Seventh-day Adventist Theological Seminary

Program

Doctor of Ministry DMin

First Advisor

Arnold A. Kurtz

Second Advisor

Ivan T. Blazen

Third Advisor

Fritz Guy

Abstract

Problem. The Seventh-day Adventist denomination sees itself as under mandate to present and demonstrate to the world a special message. This mission has been taken as the challenge to "finish the work." In the New Testament, the church in ministry is often presented in terms of the operation of spiritual gifts by which the Holy Spirit equips the individual member for a unique work. Yet Seventh-day Adventists have, for the most part, given very little attention to this subject except for an emphasis on the gift of prophecy. Would a more comprehensive presentation of this doctrine for purposes of its understanding and utilization lead to a greater interest and dedication for Christian service within the membership?
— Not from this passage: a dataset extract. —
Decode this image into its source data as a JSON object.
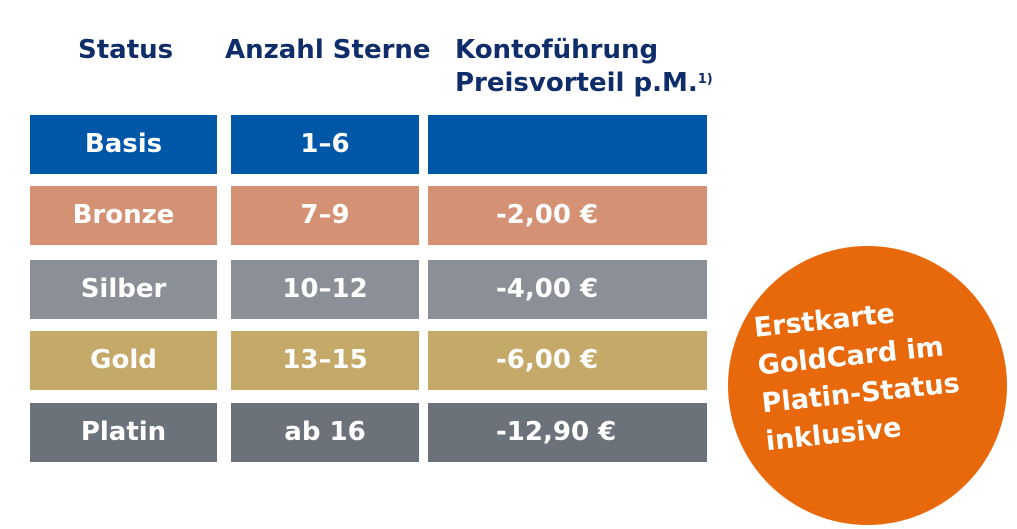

Method. Three steps were utilized in the project: (1) a Biblical study of the subject of spiritual gifts was undertaken, supplemented by the investigation of recent literature on the topic; (2) this material was translated into various pastoral assignments, by means of which the Adventist congregation at Galt, California, was introduced to concepts and operations that utilized the doctrine of spiritual gifts; and (3) an endeavor was made to understand the church members' response to the programs and to evaluate their perception of its impact.

Results. The project demonstrated that by the vehicle of the pastor's regular channels of communication, the target congregation developed a wide awareness of teachings inherent in the doctrine of "gifts." Members perceived a number of ways in which they and others were positively affected in life and experience. New concepts of member/body relationships were recognized by members of the church.

Conclusions. Basic conclusions arising out of the project were: (1) an emphasis on the reception of the spiritual gifts doctrine has practical value for Adventist teaching and its acceptance by church members leads to a renewed sense of loyalty to the body and dedication to its mission; (2) the setting of spiritual gifts within the body metaphor helps individual members discover that each has been given a unique ability for service in contrast to seeing oneself in terms of a mass stereotype; and (3) this spiritual-gifts emphasis is a useful complement to presentations and programs on church growth.